Ben remained in the darkness next to the recycling bins. ‘I want you and your sordid little film gone.’ He took a step forward, his face pale and his voice dead calm. ‘I want you out of my life.’
Karine stared at him, then turned the camera on to his face. The rage in his bloodshot eyes was terrifying. She zoomed in tight. ‘Oh … but I’m not quite done yet.’
‘You’re done when I say you’re done.’ Ben’s fingers felt for his buckle. He undid it, then slowly removed his leather belt. ‘You need to leave my kids alone.’ He slowly wrapped the belt around his wrist, clenching the buckle in his fist like a knuckle duster.
Karine took a tiny step back away from him; her voice was shaking. ‘Is it … making you feel something, watching your children suffer too?’
Ben dug his nails into the belt strap. ‘If this is about money, if you’re planning on blackmailing me, I don’t have any and you can tell whoever put you up to this they won’t get a penny out of me.’

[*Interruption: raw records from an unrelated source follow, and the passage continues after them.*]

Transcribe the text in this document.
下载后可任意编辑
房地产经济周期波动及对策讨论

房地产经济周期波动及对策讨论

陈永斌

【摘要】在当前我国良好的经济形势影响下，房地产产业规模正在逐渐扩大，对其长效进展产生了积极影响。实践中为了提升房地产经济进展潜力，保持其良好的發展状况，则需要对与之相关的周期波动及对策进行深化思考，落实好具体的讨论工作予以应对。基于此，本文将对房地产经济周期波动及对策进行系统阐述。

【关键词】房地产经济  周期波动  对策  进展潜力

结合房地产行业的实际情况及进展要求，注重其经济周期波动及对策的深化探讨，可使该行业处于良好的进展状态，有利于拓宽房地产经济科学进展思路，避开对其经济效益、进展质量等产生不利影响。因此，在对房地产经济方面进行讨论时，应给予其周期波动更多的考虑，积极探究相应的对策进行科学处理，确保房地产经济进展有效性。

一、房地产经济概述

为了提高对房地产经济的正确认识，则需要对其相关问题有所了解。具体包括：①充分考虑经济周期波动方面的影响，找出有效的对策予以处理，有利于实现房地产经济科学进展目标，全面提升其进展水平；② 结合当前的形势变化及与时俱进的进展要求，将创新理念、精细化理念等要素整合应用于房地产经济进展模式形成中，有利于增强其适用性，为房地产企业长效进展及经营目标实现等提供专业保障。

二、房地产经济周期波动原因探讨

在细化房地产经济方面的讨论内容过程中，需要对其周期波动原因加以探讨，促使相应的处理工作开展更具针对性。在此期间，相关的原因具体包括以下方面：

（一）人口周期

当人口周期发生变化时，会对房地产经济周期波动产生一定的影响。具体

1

Karine frowned. ‘I think you may have the wrong end of the stick, Ben. You’re letting your paranoia show.’
Ben could feel the blood suddenly rushing to his head. He was fizzing with a white-hot rage. He wanted to rip her head off. ‘Be careful, Karine. Be very careful.’
‘You do realise I’m filming all this, Ben? And film is forever. Is there something you want to get off your chest?’ She panned the camera down to the belt in his hand ready to strike her.
‘We had a little accident … at the house.’ Ben took a step closer. ‘Bit of a flood. I’m afraid some of your equipment got damaged.’ He pulled the hard drive from his jacket pocket. It had been smashed with a hammer.274
Karine stared at him. Ben smiled and threw the broken box at her. She caught it and turned it over in her hands.
‘No matter.’ Her eyes met his; she was smirking. ‘I upload dailies to my editor digitally … This is just a backup.’
Before he could answer, a scream pierced the air.